Absence of clinical cerebellar syndrome after serial injections of more than 20 doses of gadoterate, a macrocyclic GBCA: a monocenter retrospective study.

机构信息

Service de Neurologie, ULB-Hôpital Erasme, Route de Lennik, Brussels, Belgium.

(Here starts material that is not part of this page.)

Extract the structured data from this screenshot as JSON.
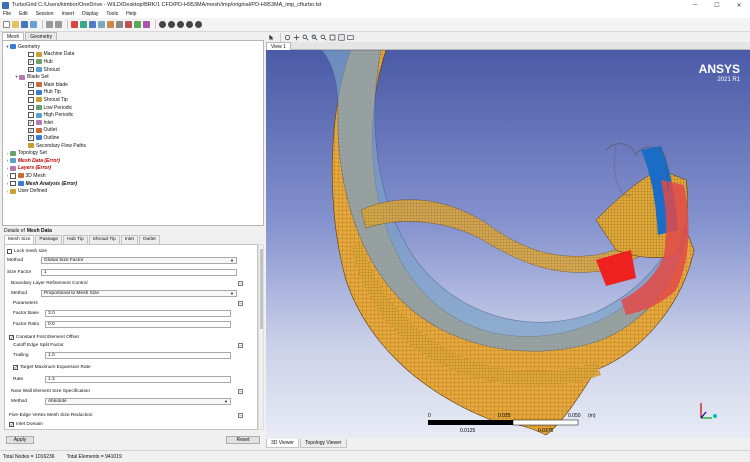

Service de Neuroimagerie, ULB-Hôpital Erasme, Route de Lennik, Brussels, Belgium.

出版信息

J Neurol. 2017 Nov;264(11):2277-2283. doi: 10.1007/s00415-017-8631-8. Epub 2017 Sep 27.

Abstract

Sound evidence of gadolinium accumulation in brain has been recently provided after repeated administrations of linear gadolinium-based contrast agents (GBCAs), especially at the cerebellum level. Although data regarding brain accumulation of macrocyclic GBCAs are more reassuring, there is now a genuine concern ("gadolinium-phobia") about possible long-term consequences of gadolinium deposits, especially in terms of cerebellar sequelae. We, therefore, questioned about the clinical impact of serial administration of gadoterate meglumine, a macrocyclic GBCA. In this retrospective study (2000-2016) of medical files of patients who received more than 20 administrations of gadoterate, we searched for cerebellar symptoms and signs developing during the regular follow-up. We reviewed medical files of ten patients (mean age 34.4 ± 20.8 years; 4 males, 6 females) who received 28.2 ± 5.3 doses of gadoterate (average total dose of GBCA 518 ± 226 ml; range 185-785 ml). Patients were examined by at least two medical specialists depending on initial diagnosis, and at least once by a neurosurgeon. Mean follow-up time was 91 months (range 49-168) and six out of ten patients experienced new symptoms or signs. No clinician reported the appearance of a rising cerebellar syndrome, nor newly appeared symptoms or signs suggested cerebellar toxicity. This retrospective clinical study shows no de novo clinical cerebellar syndrome following repeated administrations of gadoterate. Our results argue against a cerebellar toxicity of this macrocyclic agent. Still, confirmation in a larger number of subjects is required, as well as clinical studies concerning linear GBCAs whose structure and in vivo stability are distinct.

摘要

最近,在重复使用线性钆基造影剂(GBCA),尤其是在小脑水平时,已经提供了关于脑内钆积累的有力证据。尽管关于大环 GBCA 脑内积累的数据更为令人放心,但现在确实存在对钆沉积可能产生长期后果的担忧(“钆恐惧症”),特别是在小脑后遗症方面。因此,我们对连续使用大环 GBCA 钆特酸葡胺的临床影响提出了质疑。在这项对接受超过 20 次钆特酸葡胺给药的患者病历的回顾性研究(2000-2016 年)中,我们在常规随访期间搜索了小脑症状和体征的发展情况。我们回顾了 10 名患者(平均年龄 34.4 ± 20.8 岁;4 名男性,6 名女性)的病历,他们接受了 28.2 ± 5.3 次钆特酸葡胺治疗(平均 GBCA 总剂量为 518 ± 226 ml;范围为 185-785 ml)。根据初始诊断,患者至少由两名医学专家进行检查,至少由一名神经外科医生进行一次检查。平均随访时间为 91 个月(范围 49-168),其中 6 名患者出现新的症状或体征。没有临床医生报告出现逐渐加重的小脑综合征,也没有新出现的症状或体征提示小脑毒性。这项回顾性临床研究表明,在重复使用钆特酸葡胺后,没有新出现的临床小脑综合征。我们的结果表明,这种大环造影剂没有小脑毒性。然而,需要在更多的受试者中得到证实,并且需要进行关于线性 GBCA 的临床研究,因为它们的结构和体内稳定性不同。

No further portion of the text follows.